"Either you were dead, or you'd gone to Birmingham."
Rather to my surprise, I quite liked this, despite more comedy teeth. Maybe never having seen it before, but having seen the odd comment about it had lowered my expectations - generally a good starting point (I found I had the same reaction to the TVM when I finally got to see it).
The Cheetah people seem rather silly, but no more so than the ape-men in 2001, and rather less so when you find out they're people who've been converted by the planet... or something like that - at least I assume that's why Karra turned into a human before she died. However, since they couldn't be made to look more like animals (CGI being in its infancy at the time) they seemed a bit too much like people dressnig up - an early version of "Furry fandom", perhaps? Had they swapped the cat heads for something a bit less obtrusive and let them be more facially expressive, I think it would have helped.
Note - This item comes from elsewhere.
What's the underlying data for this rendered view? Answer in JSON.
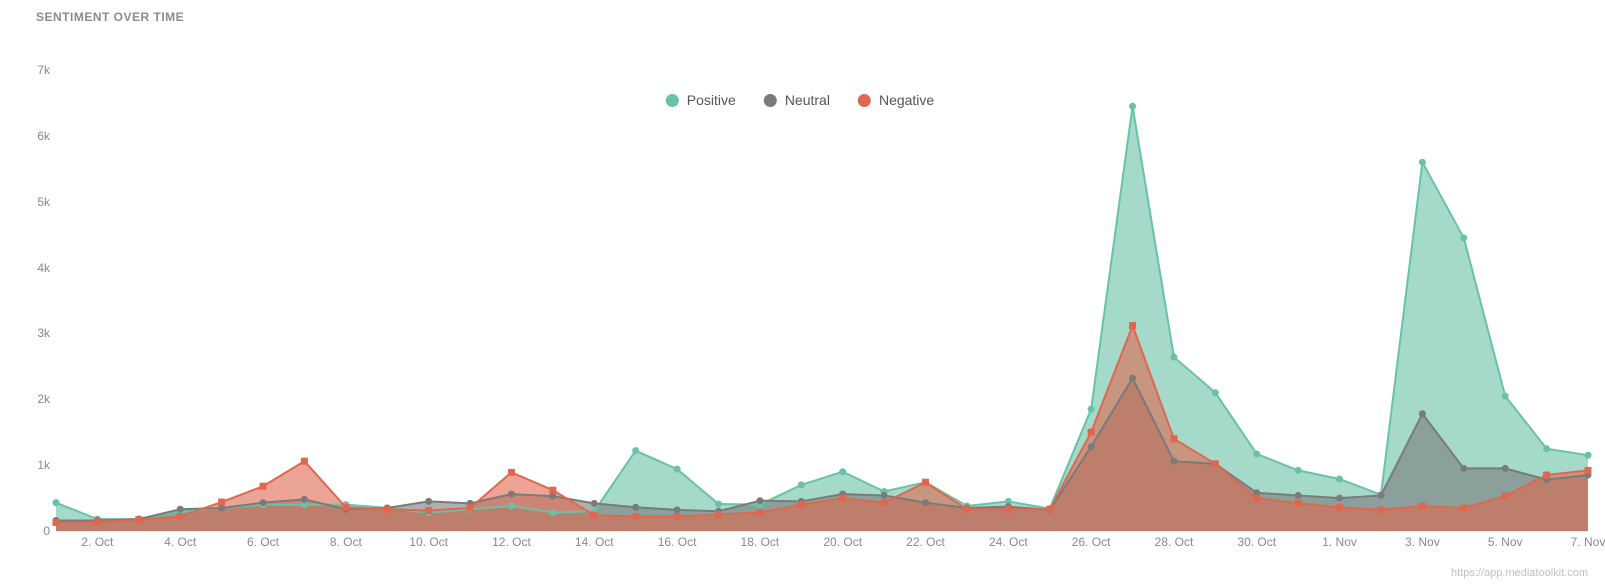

But generally, and with a few caveats, this worked for me in the same way as early Who, with a sense of urgency that avoided undermining itself by not taking itself seriously, or by having the assumption that the Doctor could magic his way out of trouble.
It also seems to have the odd naughty bit (by implication, and on the Dr Who scale) - the Cheetahs are "dangerously attractive", apparently, and Karra and Ace seem a bit close, sisters under the skin as it were. Come to think of it, didn't Rona Munro also write the one with the Romans, in which we were surprised to learn that Bill prefers women?
Maybe she's trying for the Val McDermid award for most blatant lesbian subtexts.
The Master did his usual thing passably well if not with the suave flair of Delgado (but then, who could?), and at the end the Doctor escaped by moving in a mysterious way. So that was a bit of a deux ex, except it wasn't even explained. I guess there was also some sort of subtext about hunting, what with the hunt saboteur at the start and Karra going on about what fun it was. I assume the message was, to (apparently) quote Leonardo da Vinci, “The time will come when men such as I will look upon the murder of animals as they now look on the murder of men.”
Still, the star was undoubtedly that black cat, which upstaged everyone.